Six Sigma is about defect reduction. It’s devoted to creating consistency. With Six Sigma, you’re allowed 3.4 mistakes for every million outcomes you create. That’s not a lot of wiggle room, and for some industries, it’s perhaps too ambitious of a target.

For example, if you get one flat tire for every 275,000 miles you drive, your tired treads have failed to reach Six Sigma. But that’s probably okay.

There are other industries, however, where Six Sigma (and general process improvement) is paramount. If one out of every 275,000 commercial airplanes failed to stay airborne (According to the FAA, more than 42,000 airplanes fly every day), we’d see a crash every week. And the airlines wouldn’t be in business for long.

Finance is a similar type of industry. Accuracy and precision are critical, because one rounding error can bring an entire organization to its knees. It can bring on audits. Penalties. It can cost people jobs, and it can land stakeholders in serious legal trouble.

That’s why defect reduction and finance were made for each other. Here are a few ways financial professionals can use Six Sigma and Lean to reduce errors in their work.

Measure Performance Indicators Instead of Outcomes

Finance is all about measurement – depending on the type of accounting, finance will either measure cash or economic events. And while cash might be a great measure of the financial health of an organization, it doesn’t say much about the health of the financial department’s employee acumen or processes.

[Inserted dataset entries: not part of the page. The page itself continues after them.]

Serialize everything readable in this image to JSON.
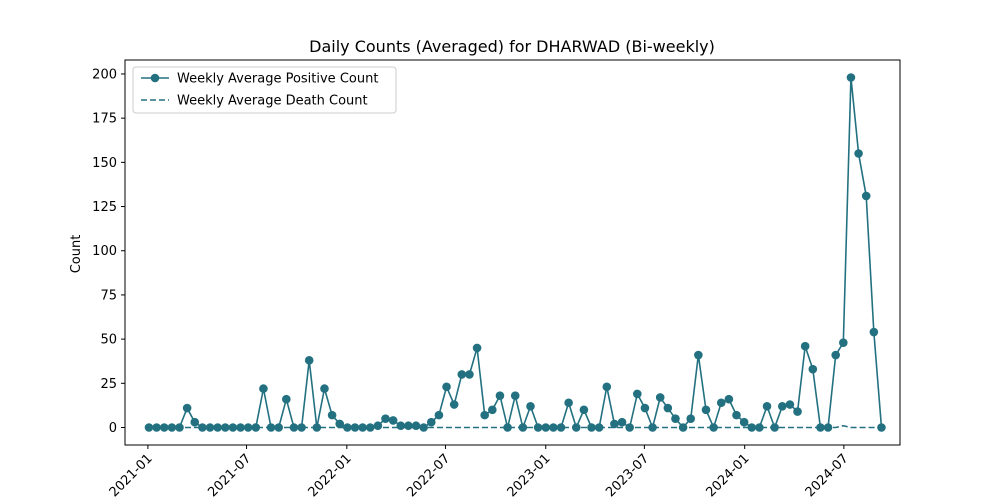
{
  "chart_data": {
    "type": "line",
    "title": "Daily Counts (Averaged) for DHARWAD (Bi-weekly)",
    "xlabel": "",
    "ylabel": "Count",
    "ylim": [
      -9.9,
      207.9
    ],
    "xlim": [
      "2020-11-20",
      "2024-10-12"
    ],
    "yticks": [
      0,
      25,
      50,
      75,
      100,
      125,
      150,
      175,
      200
    ],
    "xticks": [
      {
        "date": "2021-01-01",
        "label": "2021-01"
      },
      {
        "date": "2021-07-01",
        "label": "2021-07"
      },
      {
        "date": "2022-01-01",
        "label": "2022-01"
      },
      {
        "date": "2022-07-01",
        "label": "2022-07"
      },
      {
        "date": "2023-01-01",
        "label": "2023-01"
      },
      {
        "date": "2023-07-01",
        "label": "2023-07"
      },
      {
        "date": "2024-01-01",
        "label": "2024-01"
      },
      {
        "date": "2024-07-01",
        "label": "2024-07"
      }
    ],
    "grid": false,
    "legend": "top-left",
    "series": [
      {
        "name": "Weekly Average Positive Count",
        "color": "#237180",
        "style": "solid",
        "marker": "circle",
        "points": [
          [
            "2021-01-03",
            0
          ],
          [
            "2021-01-17",
            0
          ],
          [
            "2021-01-31",
            0
          ],
          [
            "2021-02-14",
            0
          ],
          [
            "2021-02-28",
            0
          ],
          [
            "2021-03-14",
            11
          ],
          [
            "2021-03-28",
            3
          ],
          [
            "2021-04-11",
            0
          ],
          [
            "2021-04-25",
            0
          ],
          [
            "2021-05-09",
            0
          ],
          [
            "2021-05-23",
            0
          ],
          [
            "2021-06-06",
            0
          ],
          [
            "2021-06-20",
            0
          ],
          [
            "2021-07-04",
            0
          ],
          [
            "2021-07-18",
            0
          ],
          [
            "2021-08-01",
            22
          ],
          [
            "2021-08-15",
            0
          ],
          [
            "2021-08-29",
            0
          ],
          [
            "2021-09-12",
            16
          ],
          [
            "2021-09-26",
            0
          ],
          [
            "2021-10-10",
            0
          ],
          [
            "2021-10-24",
            38
          ],
          [
            "2021-11-07",
            0
          ],
          [
            "2021-11-21",
            22
          ],
          [
            "2021-12-05",
            7
          ],
          [
            "2021-12-19",
            2
          ],
          [
            "2022-01-02",
            0
          ],
          [
            "2022-01-16",
            0
          ],
          [
            "2022-01-30",
            0
          ],
          [
            "2022-02-13",
            0
          ],
          [
            "2022-02-27",
            1
          ],
          [
            "2022-03-13",
            5
          ],
          [
            "2022-03-27",
            4
          ],
          [
            "2022-04-10",
            1
          ],
          [
            "2022-04-24",
            1
          ],
          [
            "2022-05-08",
            1
          ],
          [
            "2022-05-22",
            0
          ],
          [
            "2022-06-05",
            3
          ],
          [
            "2022-06-19",
            7
          ],
          [
            "2022-07-03",
            23
          ],
          [
            "2022-07-17",
            13
          ],
          [
            "2022-07-31",
            30
          ],
          [
            "2022-08-14",
            30
          ],
          [
            "2022-08-28",
            45
          ],
          [
            "2022-09-11",
            7
          ],
          [
            "2022-09-25",
            10
          ],
          [
            "2022-10-09",
            18
          ],
          [
            "2022-10-23",
            0
          ],
          [
            "2022-11-06",
            18
          ],
          [
            "2022-11-20",
            0
          ],
          [
            "2022-12-04",
            12
          ],
          [
            "2022-12-18",
            0
          ],
          [
            "2023-01-01",
            0
          ],
          [
            "2023-01-15",
            0
          ],
          [
            "2023-01-29",
            0
          ],
          [
            "2023-02-12",
            14
          ],
          [
            "2023-02-26",
            0
          ],
          [
            "2023-03-12",
            10
          ],
          [
            "2023-03-26",
            0
          ],
          [
            "2023-04-09",
            0
          ],
          [
            "2023-04-23",
            23
          ],
          [
            "2023-05-07",
            2
          ],
          [
            "2023-05-21",
            3
          ],
          [
            "2023-06-04",
            0
          ],
          [
            "2023-06-18",
            19
          ],
          [
            "2023-07-02",
            11
          ],
          [
            "2023-07-16",
            0
          ],
          [
            "2023-07-30",
            17
          ],
          [
            "2023-08-13",
            11
          ],
          [
            "2023-08-27",
            5
          ],
          [
            "2023-09-10",
            0
          ],
          [
            "2023-09-24",
            5
          ],
          [
            "2023-10-08",
            41
          ],
          [
            "2023-10-22",
            10
          ],
          [
            "2023-11-05",
            0
          ],
          [
            "2023-11-19",
            14
          ],
          [
            "2023-12-03",
            16
          ],
          [
            "2023-12-17",
            7
          ],
          [
            "2023-12-31",
            3
          ],
          [
            "2024-01-14",
            0
          ],
          [
            "2024-01-28",
            0
          ],
          [
            "2024-02-11",
            12
          ],
          [
            "2024-02-25",
            0
          ],
          [
            "2024-03-10",
            12
          ],
          [
            "2024-03-24",
            13
          ],
          [
            "2024-04-07",
            9
          ],
          [
            "2024-04-21",
            46
          ],
          [
            "2024-05-05",
            33
          ],
          [
            "2024-05-19",
            0
          ],
          [
            "2024-06-02",
            0
          ],
          [
            "2024-06-16",
            41
          ],
          [
            "2024-06-30",
            48
          ],
          [
            "2024-07-14",
            198
          ],
          [
            "2024-07-28",
            155
          ],
          [
            "2024-08-11",
            131
          ],
          [
            "2024-08-25",
            54
          ],
          [
            "2024-09-08",
            0
          ]
        ]
      },
      {
        "name": "Weekly Average Death Count",
        "color": "#237180",
        "style": "dashed",
        "marker": "none",
        "points": [
          [
            "2021-01-03",
            0
          ],
          [
            "2022-01-02",
            0
          ],
          [
            "2023-01-01",
            0
          ],
          [
            "2024-06-16",
            0
          ],
          [
            "2024-06-30",
            1
          ],
          [
            "2024-07-14",
            0
          ],
          [
            "2024-09-08",
            0
          ]
        ]
      }
    ]
  }
}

Practicing Six Sigma means measuring performance. That’s what Key Performance Indicators (KPIs) are for. A financial department can actually predict and prepare for errors if they know what types of KPIs typically precede accounting snafus.

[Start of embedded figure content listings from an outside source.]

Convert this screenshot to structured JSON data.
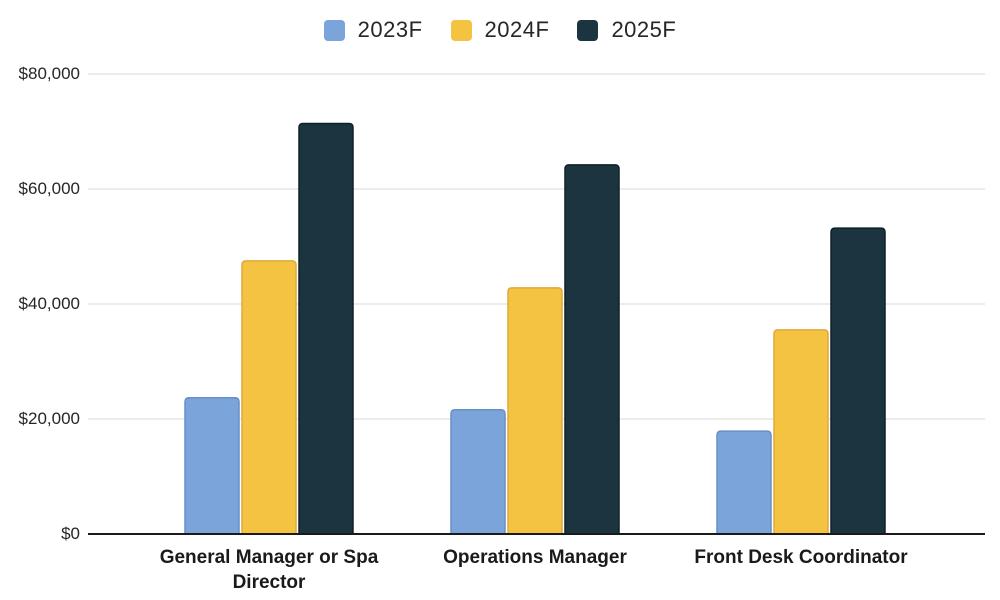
{
  "chart_data": {
    "type": "bar",
    "title": "",
    "xlabel": "",
    "ylabel": "",
    "categories": [
      "General Manager or Spa Director",
      "Operations Manager",
      "Front Desk Coordinator"
    ],
    "series": [
      {
        "name": "2023F",
        "color": "#7AA4DA",
        "border": "#6690c7",
        "values": [
          23700,
          21600,
          17900
        ]
      },
      {
        "name": "2024F",
        "color": "#F5C342",
        "border": "#e0a93a",
        "values": [
          47500,
          42800,
          35500
        ]
      },
      {
        "name": "2025F",
        "color": "#1B3440",
        "border": "#0e2029",
        "values": [
          71400,
          64200,
          53200
        ]
      }
    ],
    "ylim": [
      0,
      80000
    ],
    "ytick_step": 20000,
    "ytick_labels": [
      "$0",
      "$20,000",
      "$40,000",
      "$60,000",
      "$80,000"
    ],
    "grid": true,
    "gridline_color": "#d8d8d8",
    "axis_line_color": "#1a1a1a",
    "legend_position": "top"
  }
}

While You’re Measuring KPIs, Stop Measuring Things That Don’t Matter

Simplicity is a big part of Lean Six Sigma – how can you accomplish a task in the fewest steps, with the fewest people, with the least amount of information?

In many cases (especially in banks), financial departments are collecting far too much data about the people they’re working with. For example, someone’s marital status (or how many years they’ve had the same checking account) aren’t always clear indicators of their financial expertise.

By focusing on only the most critical data points, financial departments can conserve processing time (without sacrificing precision or accuracy).

Keep All Actionable Data in a Repository

Depending on the industry, the financial department uses more data than every other department within an organization. Almost every decision is handled by analyzing numbers, and if those numbers aren’t easy to find, financial professionals can spend an enormous amount of time searching for data.

That’s wasted effort and lost efficiency.

Creating a repository for important data (like client reports, financial figures, and contact information) can save countless hours every pay period. It saves employees in the finance department from digging through loose paperwork, checking old flash drives, and poring through long email chains in search of the figures they need.

Use Kaizen to Proactively Handle Issues

When problems do arise, adopt a mindset of proactive improvement. Don’t dwell on errors or bicker with team members. Instead, analyze the problem objectively, make note of how (or why) it occurred, and commit to avoid it in the future.